Mr Duckenfield stood trial earlier this year but the jury was discharged after failing to reach a verdict and a retrial was ordered.
The court heard the chief superintendent ordered the opening of exit gates at the Leppings Lane end of the ground at 2.52pm, eight minutes before kick-off, after the area outside the turnstiles became dangerously overcrowded.
More than 2,000 fans entered through exit gate C once it was opened and many headed for the tunnel ahead of them, which led to the central pens where the crush happened.
The court was played audio of the retired chief superintendent giving evidence to inquests in 2015.
At the hearings Mr Duckenfield accepted he should have taken steps to close the tunnel to the central pens after ordering the opening of the exit gate.

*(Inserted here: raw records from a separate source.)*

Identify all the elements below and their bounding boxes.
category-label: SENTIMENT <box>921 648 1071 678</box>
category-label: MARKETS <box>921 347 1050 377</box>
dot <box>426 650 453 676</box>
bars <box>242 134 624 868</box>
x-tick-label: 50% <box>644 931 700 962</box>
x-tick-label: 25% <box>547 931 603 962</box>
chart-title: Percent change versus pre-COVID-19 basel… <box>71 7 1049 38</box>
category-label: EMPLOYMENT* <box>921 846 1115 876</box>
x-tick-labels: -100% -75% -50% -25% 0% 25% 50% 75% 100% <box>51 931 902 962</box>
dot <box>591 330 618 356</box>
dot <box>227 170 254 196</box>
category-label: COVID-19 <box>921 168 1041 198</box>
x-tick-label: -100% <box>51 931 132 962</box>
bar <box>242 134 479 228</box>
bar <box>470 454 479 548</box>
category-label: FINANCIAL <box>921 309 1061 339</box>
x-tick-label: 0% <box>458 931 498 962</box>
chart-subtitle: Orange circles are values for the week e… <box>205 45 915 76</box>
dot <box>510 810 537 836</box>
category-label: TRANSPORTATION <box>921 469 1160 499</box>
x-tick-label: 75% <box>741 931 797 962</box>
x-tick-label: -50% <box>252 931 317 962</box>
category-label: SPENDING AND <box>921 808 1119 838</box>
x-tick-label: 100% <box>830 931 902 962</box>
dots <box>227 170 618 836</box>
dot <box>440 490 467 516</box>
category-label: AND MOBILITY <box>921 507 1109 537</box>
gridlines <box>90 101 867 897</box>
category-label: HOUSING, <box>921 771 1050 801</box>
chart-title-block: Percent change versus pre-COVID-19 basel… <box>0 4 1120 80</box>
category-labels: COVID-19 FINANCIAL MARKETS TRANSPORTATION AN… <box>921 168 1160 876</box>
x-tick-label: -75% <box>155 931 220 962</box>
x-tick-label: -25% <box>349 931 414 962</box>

The retired police chief did not give evidence in the trial as the court heard he was suffering from post-traumatic stress disorder.
Judge Sir Peter Openshaw also told jurors the condition could explain Mr Duckenfield's lack of reaction as he sat in the well of the court throughout the trial.
He said: "He has a resilient, passive and expressionless external presentation which gives no indication of his state of mind so don't draw an adverse inference against him."
Benjamin Myers QC, defending Mr Duckenfield, told the jury he had been a "target of blame" for the disaster.
He told the court: "We say David Duckenfield did do what he was expected to do as match commander. He didn't breach his duty, he did what he was expected to do in difficult circumstances."
Summing up the case, the judge said: "The deaths of 96 spectators, many of whom were very young, is, of course, a profound human tragedy attended by much anguish and anger which for many has not passed with time.
"But, as both counsel have advised you and I will now direct you, as you go about your duty you must put aside your emotions and sympathies, either for the bereaved families or indeed for Mr Duckenfield, and decide the case with a cold, calm and dispassionate review of the evidence that you have heard in court."
In a statement, Liverpool Football Club said: "The journey that reached today's stage, and will continue, is testament to the perseverance and determination of all involved in the ongoing campaign for justice.
"We also reiterate that the inquests in April 2016 concluded that the behaviour of Liverpool supporters did not cause or contribute to the Hillsborough disaster.
"We were disappointed that the allegations were raised again in this process.
"We have immense admiration for the Hillsborough families, survivors and campaigners for what they have achieved and our thoughts remain with them and those 96 Liverpool supporters who went to watch their team and never came home."